There are many different Form-1099s that you may encounter when tax season rolls around. Some of the most common include:
1099-A: If your mortgage lender cancels some or all your mortgage, or your home was sold in a short sale, you’ll likely receive a 1099-A. Because the IRS considers canceled debt to be equivalent to income, it becomes taxable.
1099-B: For income related to the sale of several different types of securities.
1099-C: Convinced a lender to settle on any amount you owe for less than the original principal? That’s great, however you’re still responsible. The IRS will consider the forgiven amount to be taxable income, as reported on the 1099-C.
1099-DIV: Any dividends that you have received are reported on this version of the form. Dividends from a shared credit union account are considered interest and they appear on the 1099-INT.
1099-G: Money received from the state, local, or federal government is reported on this form. This can be a tax refund, credit or offset. Those who received unemployment compensation will have their income reported on a 1099-G as well.

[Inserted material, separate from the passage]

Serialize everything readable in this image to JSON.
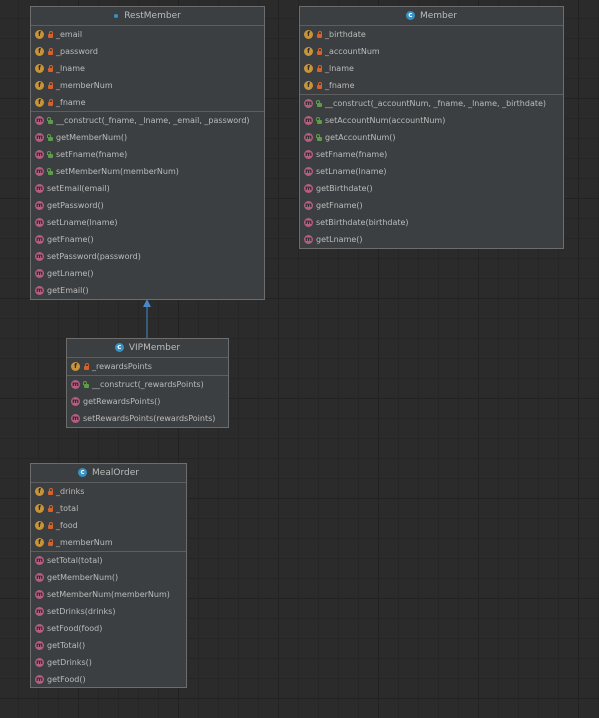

1099-INT: Earnings of over $10 in interest from a bank, brokerage, or financial institution will grant you the opportunity to receive a 1099-INT.
1099-MISC: Income that doesn’t specifically fit into any other 1099 form can be recorded on this one. Any prizes or awards are considered 1099-MISC income.
1099-R: Distributions from pensions, retirements, profit shares, IRAs, or annuities are reported on this form. Some loans from retirement plans are considered to be distributions, and therefore reported on this form. Payments for total and permanent disability payment under life insurance will grant you one of these 1099s as well.